Pinsent is a Companion of The Order of Canada, a Fellow of the Royal Society of Canada, and received a star on Canada’s Walk of Fame in 2007.
Sandra Pupatello (BA 1986) will receive an honorary Doctor of Laws degree during the 10 a.m., Friday, June 15 session of Convocation. Pupatello is currently Director, Business Development and Global Markets for PricewaterhouseCoopers Canada, and was MPP, Windsor West from 1995 to 2011. She served as Minister of Community & Social Services from 2003 to 2005, where she created the Jobs Now program to help welfare recipients enter the workforce, and the Passport Program to support people with developmental disabilities.

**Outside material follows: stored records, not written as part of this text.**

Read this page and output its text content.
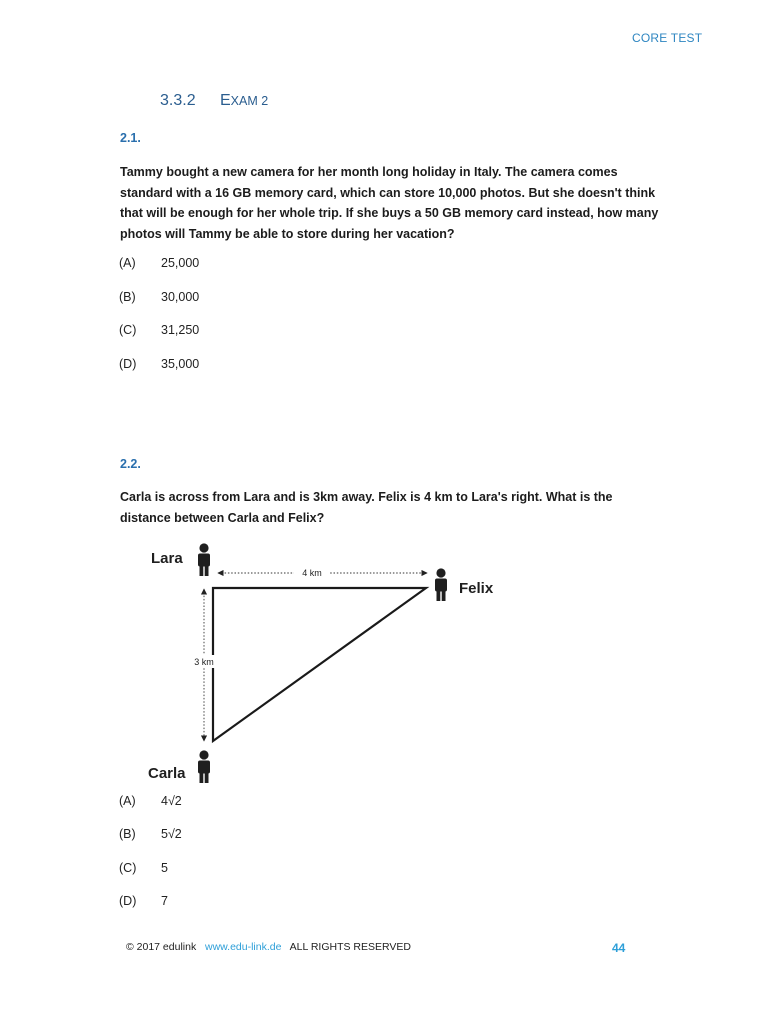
CORE TEST
3.3.2 EXAM 2
2.1.
Tammy bought a new camera for her month long holiday in Italy. The camera comes standard with a 16 GB memory card, which can store 10,000 photos. But she doesn't think that will be enough for her whole trip. If she buys a 50 GB memory card instead, how many photos will Tammy be able to store during her vacation?
(A) 25,000
(B) 30,000
(C) 31,250
(D) 35,000
2.2.
Carla is across from Lara and is 3km away. Felix is 4 km to Lara's right. What is the distance between Carla and Felix?
4 km
3 km
Lara
Felix
Carla
(A) 4√2
(B) 5√2
(C) 5
(D) 7
© 2017 edulink www.edu-link.de ALL RIGHTS RESERVED	44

She was Minister of Education in 2005 and implemented a small class size policy, the first of its kind in North America.
Pupatello was Minister of Economic Development & Trade from 2006 to 2011 and among other contributions, created the Open For Business Secretariat to review, improve and standardize government services to best support economic development, while eliminating nearly 70,000 regulatory burdens for Ontario businesses to support growth and business prosperity. She introduced Ontario’s class-leading electric vehicle initiatives and programs; established the Ontario-Quebec Trade and Economic Agreement to increase investment and trade between the provinces; signed trade and investment cooperation agreements in such global markets as China, Mexico and the European Union; initiated and hosted the province’s first-ever global industrial Aerospace show in 2010; and established a rare agreement to further collaboration and investment and operations in Ontario with General Electric, Siemens and Cisco.
Among other honours, Pupatello has received the CAMM and CTMA Award; the Canadian Manufacturers & Exporters Advocacy and Leadership Award; The Athena Award for Inspiring Women in Business Leadership; Windsor Woman of the Year; Honorary Rotary Club of Windsor Member, and Paul Harris Fellow; University of Windsor’s Charles Clark Award for University and Community Service; and Italian of the Year for Windsor-Essex County.

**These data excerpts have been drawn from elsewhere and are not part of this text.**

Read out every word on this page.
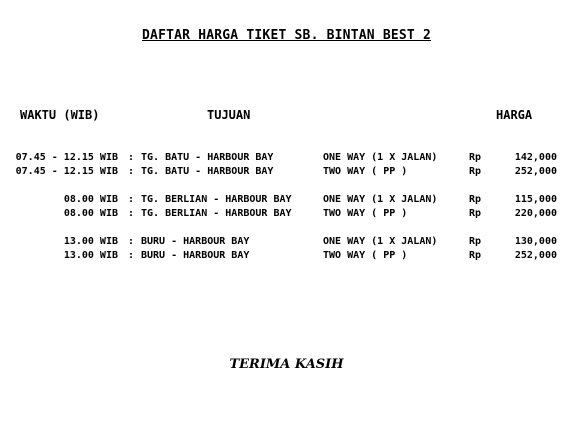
DAFTAR HARGA TIKET SB. BINTAN BEST 2
WAKTU (WIB)	TUJUAN	HARGA
07.45 - 12.15 WIB : TG. BATU - HARBOUR BAY	ONE WAY (1 X JALAN)	Rp	142,000
07.45 - 12.15 WIB : TG. BATU - HARBOUR BAY	TWO WAY ( PP )	Rp	252,000
08.00 WIB : TG. BERLIAN - HARBOUR BAY	ONE WAY (1 X JALAN)	Rp	115,000
08.00 WIB : TG. BERLIAN - HARBOUR BAY	TWO WAY ( PP )	Rp	220,000
13.00 WIB : BURU - HARBOUR BAY	ONE WAY (1 X JALAN)	Rp	130,000
13.00 WIB : BURU - HARBOUR BAY	TWO WAY ( PP )	Rp	252,000
TERIMA KASIH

The Honorable Catherine Anne Fraser, Chief Justice of Alberta, will receive an honorary Doctor of Law degree during the 3 p.m., Friday, June 15 session of Convocation. Chief Justice Fraser was appointed Chief Justice of Alberta in 1992 and was the first woman to be appointed chief justice of a Canadian province.

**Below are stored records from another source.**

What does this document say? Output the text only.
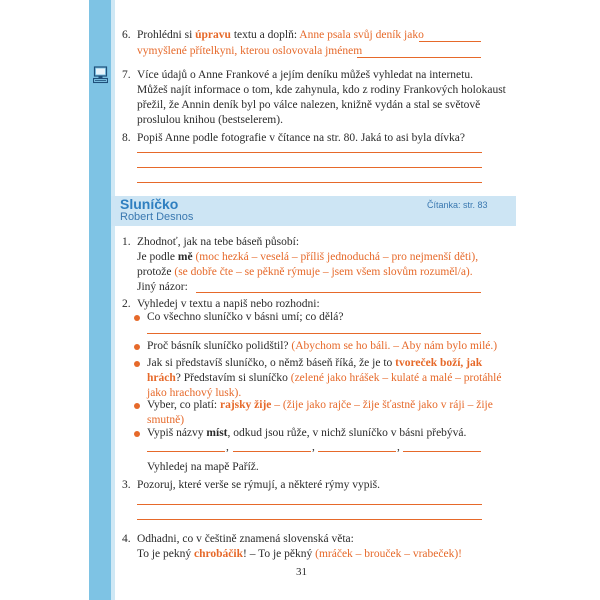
6. Prohlédni si úpravu textu a doplň: Anne psala svůj deník jako
vymyšlené přítelkyni, kterou oslovovala jménem
7. Více údajů o Anne Frankové a jejím deníku můžeš vyhledat na internetu.
Můžeš najít informace o tom, kde zahynula, kdo z rodiny Frankových holokaust
přežil, že Annin deník byl po válce nalezen, knižně vydán a stal se světově
proslulou knihou (bestselerem).
8. Popiš Anne podle fotografie v čítance na str. 80. Jaká to asi byla dívka?
Sluníčko
Robert Desnos
Čítanka: str. 83
1. Zhodnoť, jak na tebe báseň působí:
Je podle mě (moc hezká – veselá – příliš jednoduchá – pro nejmenší děti),
protože (se dobře čte – se pěkně rýmuje – jsem všem slovům rozuměl/a).
Jiný názor:
2. Vyhledej v textu a napiš nebo rozhodni:
Co všechno sluníčko v básni umí; co dělá?
Proč básník sluníčko polidštil? (Abychom se ho báli. – Aby nám bylo milé.)
Jak si představíš sluníčko, o němž báseň říká, že je to tvoreček boží, jak
hrách? Představím si sluníčko (zelené jako hrášek – kulaté a malé – protáhlé
jako hrachový lusk).
Vyber, co platí: rajsky žije – (žije jako rajče – žije šťastně jako v ráji – žije
smutně)
Vypiš názvy míst, odkud jsou růže, v nichž sluníčko v básni přebývá.
,	,	,
Vyhledej na mapě Paříž.
3. Pozoruj, které verše se rýmují, a některé rýmy vypiš.
4. Odhadni, co v češtině znamená slovenská věta:
To je pekný chrobáčik! – To je pěkný (mráček – brouček – vrabeček)!
31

She has been a member of the Canadian Judicial Council since her appointment as Chief Justice in 1992, and among other roles, has served as Chair of the Council’s Education Committee. She currently has a role as a member of Council’s Administration of Justice Committee, whose mandate includes improving the quality and delivery of judicial services for Canadians. Chief Justice Fraser also serves on the Judicial Independence Committee which is responsible for protecting and promoting the independence of the judiciary.
She played a leadership role in the CDC’s decision to endorse judicial education programs on such social context issues as gender equality, racial and ethnic equity and Aboriginal justice for Canadian judges. Over the past 20 years, Chief Justice Fraser has been instrumental in advocating for the rule of law, judicial independence and human rights internationally. She has been in involved in judicial education initiatives across the globe, including those in Australia, New Zealand, England, India, Pakistan, Sri Lanka, Serbia, Croatia, Taiwan, Zimbabwe, and most recently, in the Palestinian Territories.